I have been looking into Altera OpenCL for a little while, to improve heavy computation programs by moving the computation part to FPGA. I managed to execute the vector addition example provided by Altera and seems to work fine. I've looked at the documentations for Altera OpenCL and came to know that OpenCL uses pipelined parallelism to improve performance.

I was wondering if it is possible to achieve parallel execution similar to multiple processes in VHDL executing in parallel using Altera OpenCL in FPGA. Like launching multiple kernels in one device that can execute in parallel? Is it possible? How do I check if it is supported? Any help would be appreciated.

Thanks!


The quick answer is YES.

According to the Altera OpenCL guides, there are generally two ways to achieve this:

1/ SIMD for vectorised data load/store

2/ replicate the compute resources on the device

For 1/, use num_simd_work_items and reqd_work_group_size kernel attributes, multiple work-items from the same work-group will run at the same time

For 2/, use num_compute_units kernel attribute, multiple work-groups will run at the same time

Please develop single work-item kernel first, then use 1/ to improve the kernel performance, 2/ will generally be considered at last.

By doing 1/ and 2/, there will be multiple work-groups, each with multiple work-items running at the same time on the FPGA device.

Note: Depending on the nature of the problem you are solving, may the above optimization may not always suitable.


If you're talking about replicating the kernel more than once, you can increase the number of compute units. There is a attribute that you can add before the kernel.

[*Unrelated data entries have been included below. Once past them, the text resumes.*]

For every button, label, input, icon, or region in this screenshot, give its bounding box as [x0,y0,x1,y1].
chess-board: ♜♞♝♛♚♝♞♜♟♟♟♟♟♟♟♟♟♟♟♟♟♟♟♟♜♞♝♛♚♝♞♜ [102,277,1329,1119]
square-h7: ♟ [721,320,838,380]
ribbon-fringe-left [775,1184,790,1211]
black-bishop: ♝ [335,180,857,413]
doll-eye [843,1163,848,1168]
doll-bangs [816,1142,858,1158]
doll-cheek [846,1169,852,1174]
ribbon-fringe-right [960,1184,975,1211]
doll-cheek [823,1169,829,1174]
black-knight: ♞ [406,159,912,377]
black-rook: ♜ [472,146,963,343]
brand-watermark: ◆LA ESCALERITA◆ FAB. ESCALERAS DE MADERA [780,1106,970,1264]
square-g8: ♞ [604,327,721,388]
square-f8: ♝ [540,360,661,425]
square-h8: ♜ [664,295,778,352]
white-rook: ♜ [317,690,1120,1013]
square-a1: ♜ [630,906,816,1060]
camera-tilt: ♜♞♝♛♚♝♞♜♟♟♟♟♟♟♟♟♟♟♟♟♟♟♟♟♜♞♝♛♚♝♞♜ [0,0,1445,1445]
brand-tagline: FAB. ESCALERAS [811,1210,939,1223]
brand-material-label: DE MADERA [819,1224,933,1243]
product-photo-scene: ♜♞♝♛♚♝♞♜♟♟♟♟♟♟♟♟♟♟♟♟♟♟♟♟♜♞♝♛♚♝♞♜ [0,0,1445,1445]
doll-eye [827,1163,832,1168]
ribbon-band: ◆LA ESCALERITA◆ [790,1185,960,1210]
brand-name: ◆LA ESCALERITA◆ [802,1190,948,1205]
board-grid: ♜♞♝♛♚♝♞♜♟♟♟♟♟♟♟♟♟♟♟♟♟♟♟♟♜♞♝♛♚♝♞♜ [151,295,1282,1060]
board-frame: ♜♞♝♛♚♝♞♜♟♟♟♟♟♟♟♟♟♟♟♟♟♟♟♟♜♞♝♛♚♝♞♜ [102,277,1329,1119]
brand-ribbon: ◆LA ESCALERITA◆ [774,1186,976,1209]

__attribute__((num_compute_units(N)))
__kernel void test(...){
    ...
}

By doing this you essentially replicate the kernel N times. However, the Programming guide states that you probably first look into using the simd attribute where it performs the same operation but over multiple data. This way, the access to global memory becomes more efficient. By increasing the number of compute units, if your kernels have global memory access, there could be contention as multiple compute units are competing for access to global memory.

You can also replicate operations at a fine-grained level by using loop unrolling. For example,

#pragma unroll N
for(short i = 0; i < N; i++)
    sum[i] = a[i] + b[i]

This will essentially perform the summing of a vector by element N times in one go by creating hardware to do the addition N times. If the data is dependent on the previous iteration, then it unrolls the pipeline.

On the other hand, if your goal is to launch different kernels with different operations, you can do that by creating your kernels in an OpenCL file. When you compile the kernels, it will map and par the kernels in the file into the FPGA together. Afterwards, you just need to envoke the kernel in your host by calling clEnqueueNDRangeKernel or clEnqueueTask. The kernels will run side by side in parallel after you enqueue the commands.